Thank you for contacting this office. I hope that
I have been of assistance.
Sincerely,
Maria
J.K. Everett
Executive Director
1Further, observe that - although
not cited by DMAS in this case - subdivision 10 of
§ 2.2-3705.6 directly references the Virginia
Public Procurement Act and exempts from mandatory
disclosure [c]onfidential information designated
as provided in subsection F of § 2.2-4342 as
trade secrets or proprietary information by any person
who has submitted to a public body an application
for prequalification to bid on public construction
projects in accordance with subsection B of §
2.2-4317. Similarly, subdivision 11 of §
2.2-3705.6 exempts certain records involved in procurement
transactions under the Public-Private Transportation
Act of 1995 (§ 56-556 et seq.) or the Public
Private Education Facilities and Infrastructure Act
of 2002 (§ 56-575.1 et seq.). In addition, subdivision
12 of § 2.2-3705.1 provides an exemption for
certain records involved in the negotiation and award
of specific contracts, but explicitly excludes records
that are part of procurement transactions conducted
pursuant to the Virginia Public Procurement Act. Considering
all of these provisions together it is clear that
the General Assembly has provided distinct exemptions
for these various types of contractual and procurement
records, each of which applies to specific types of
transactions, and none of which would apply to the
audited financial statements under consideration here.
2Freedom
of Information Advisory Opinion 12 (2002).

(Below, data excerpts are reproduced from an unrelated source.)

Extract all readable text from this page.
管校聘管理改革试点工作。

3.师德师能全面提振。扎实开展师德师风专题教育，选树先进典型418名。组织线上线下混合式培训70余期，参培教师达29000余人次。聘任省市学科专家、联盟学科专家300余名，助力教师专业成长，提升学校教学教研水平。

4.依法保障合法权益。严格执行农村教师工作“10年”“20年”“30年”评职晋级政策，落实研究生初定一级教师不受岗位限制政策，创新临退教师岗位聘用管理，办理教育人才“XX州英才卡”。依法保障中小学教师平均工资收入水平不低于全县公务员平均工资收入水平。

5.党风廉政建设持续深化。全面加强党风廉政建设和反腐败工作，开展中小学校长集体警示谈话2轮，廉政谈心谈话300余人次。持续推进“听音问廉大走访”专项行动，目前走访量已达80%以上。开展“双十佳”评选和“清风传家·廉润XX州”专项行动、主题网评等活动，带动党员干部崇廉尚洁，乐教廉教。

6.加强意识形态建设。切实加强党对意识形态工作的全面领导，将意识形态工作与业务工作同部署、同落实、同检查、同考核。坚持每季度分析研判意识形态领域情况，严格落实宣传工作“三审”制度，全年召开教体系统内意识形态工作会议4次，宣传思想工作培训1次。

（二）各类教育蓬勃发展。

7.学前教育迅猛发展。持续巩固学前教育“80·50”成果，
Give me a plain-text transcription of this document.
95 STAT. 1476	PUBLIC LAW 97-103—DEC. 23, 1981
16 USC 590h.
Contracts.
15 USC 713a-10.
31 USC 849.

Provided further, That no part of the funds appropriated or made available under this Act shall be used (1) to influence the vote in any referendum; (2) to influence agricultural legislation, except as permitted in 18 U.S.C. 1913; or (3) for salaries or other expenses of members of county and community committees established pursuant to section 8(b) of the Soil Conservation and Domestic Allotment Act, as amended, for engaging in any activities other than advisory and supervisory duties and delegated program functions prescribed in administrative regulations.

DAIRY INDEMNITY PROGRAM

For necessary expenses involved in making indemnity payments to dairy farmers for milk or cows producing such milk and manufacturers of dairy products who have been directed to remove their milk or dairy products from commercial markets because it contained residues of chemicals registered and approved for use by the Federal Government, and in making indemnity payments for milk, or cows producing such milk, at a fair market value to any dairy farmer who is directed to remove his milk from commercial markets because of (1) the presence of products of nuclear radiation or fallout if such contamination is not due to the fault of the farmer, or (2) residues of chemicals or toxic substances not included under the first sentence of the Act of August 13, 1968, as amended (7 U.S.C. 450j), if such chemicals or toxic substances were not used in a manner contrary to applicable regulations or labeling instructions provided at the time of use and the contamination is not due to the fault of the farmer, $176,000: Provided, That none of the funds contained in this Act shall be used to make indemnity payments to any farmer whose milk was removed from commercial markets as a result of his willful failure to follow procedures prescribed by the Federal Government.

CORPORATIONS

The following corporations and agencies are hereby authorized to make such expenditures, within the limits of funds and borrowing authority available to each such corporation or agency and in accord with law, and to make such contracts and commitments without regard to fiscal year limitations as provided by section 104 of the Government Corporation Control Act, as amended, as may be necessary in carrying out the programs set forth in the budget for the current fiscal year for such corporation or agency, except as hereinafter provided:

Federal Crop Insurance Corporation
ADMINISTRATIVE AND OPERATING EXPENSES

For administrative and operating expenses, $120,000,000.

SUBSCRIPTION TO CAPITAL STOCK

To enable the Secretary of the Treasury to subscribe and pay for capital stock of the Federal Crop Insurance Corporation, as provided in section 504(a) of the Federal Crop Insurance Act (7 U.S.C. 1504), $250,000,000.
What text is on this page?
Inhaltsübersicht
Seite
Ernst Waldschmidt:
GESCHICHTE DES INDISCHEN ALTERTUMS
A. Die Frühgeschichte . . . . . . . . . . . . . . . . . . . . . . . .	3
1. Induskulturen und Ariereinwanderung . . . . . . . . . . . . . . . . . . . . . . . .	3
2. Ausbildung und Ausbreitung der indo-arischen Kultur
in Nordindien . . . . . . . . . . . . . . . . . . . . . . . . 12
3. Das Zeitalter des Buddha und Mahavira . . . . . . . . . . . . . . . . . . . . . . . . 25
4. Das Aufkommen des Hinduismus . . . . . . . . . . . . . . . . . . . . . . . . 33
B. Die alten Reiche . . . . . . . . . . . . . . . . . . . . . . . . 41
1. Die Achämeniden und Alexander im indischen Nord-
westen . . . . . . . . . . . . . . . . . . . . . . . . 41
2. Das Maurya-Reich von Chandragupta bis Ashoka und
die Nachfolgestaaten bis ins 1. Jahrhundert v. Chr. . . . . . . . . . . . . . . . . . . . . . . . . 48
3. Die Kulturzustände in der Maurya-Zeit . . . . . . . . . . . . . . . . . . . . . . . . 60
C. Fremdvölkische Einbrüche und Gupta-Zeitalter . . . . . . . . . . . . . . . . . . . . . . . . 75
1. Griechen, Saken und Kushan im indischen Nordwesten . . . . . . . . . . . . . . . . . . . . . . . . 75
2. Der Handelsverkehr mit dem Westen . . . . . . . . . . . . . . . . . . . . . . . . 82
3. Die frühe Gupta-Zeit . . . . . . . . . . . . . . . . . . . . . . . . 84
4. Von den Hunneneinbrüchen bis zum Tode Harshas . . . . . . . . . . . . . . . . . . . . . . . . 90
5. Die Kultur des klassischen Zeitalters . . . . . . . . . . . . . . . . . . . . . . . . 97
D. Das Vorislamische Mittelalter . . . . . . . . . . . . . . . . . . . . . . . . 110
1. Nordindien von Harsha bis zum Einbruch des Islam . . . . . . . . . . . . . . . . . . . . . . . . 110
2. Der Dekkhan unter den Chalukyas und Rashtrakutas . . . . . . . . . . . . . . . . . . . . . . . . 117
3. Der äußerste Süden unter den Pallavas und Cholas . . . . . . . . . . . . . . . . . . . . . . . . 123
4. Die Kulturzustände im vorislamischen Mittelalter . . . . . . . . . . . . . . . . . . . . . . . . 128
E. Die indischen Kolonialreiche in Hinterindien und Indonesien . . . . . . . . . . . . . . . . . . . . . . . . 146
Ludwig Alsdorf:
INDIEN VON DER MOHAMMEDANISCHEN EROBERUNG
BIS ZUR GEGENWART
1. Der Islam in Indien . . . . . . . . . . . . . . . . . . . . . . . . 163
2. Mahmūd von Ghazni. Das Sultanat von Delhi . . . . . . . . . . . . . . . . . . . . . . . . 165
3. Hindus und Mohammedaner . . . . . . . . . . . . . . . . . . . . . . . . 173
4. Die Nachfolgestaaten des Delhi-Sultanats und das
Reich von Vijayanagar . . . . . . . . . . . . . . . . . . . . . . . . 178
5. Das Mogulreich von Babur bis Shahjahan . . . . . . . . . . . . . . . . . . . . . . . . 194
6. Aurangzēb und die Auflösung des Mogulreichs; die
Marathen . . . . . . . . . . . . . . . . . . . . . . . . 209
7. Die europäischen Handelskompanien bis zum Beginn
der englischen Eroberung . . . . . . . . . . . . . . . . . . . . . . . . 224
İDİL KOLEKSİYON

3Commonwealth Department of Taxation v.
Orange-Madison Coop. Farm Service, 220 VA 655, 261
S.E. 2d 532 (1980), 1991 Op. Atty. Gen. Va. 140, 1988
Op. Atty. Gen. Va. 413, 1986-1987 Op. Atty. Gen. Va.
174; see generally Norman J. Singer, Statutes and
Statutory Construction, 6th ed., §46:01.
4See South East Pub. Service Corp. v. Commonwealth,
165 VA 116, 181 S.E. 448 (1935), Industrial Dev. Auth.
v. LaFrance Cleaners & Laundry Corp., 216 VA 277,
217 S.E. 2d 879 (1975), Patterson v. Commonwealth,
216 VA 306, 218 S.E. 2d 435 (1975).
5Commonwealth v. Edwards, 235
Va. 499, 508, 370 S.E.2d 296, 301 (1988).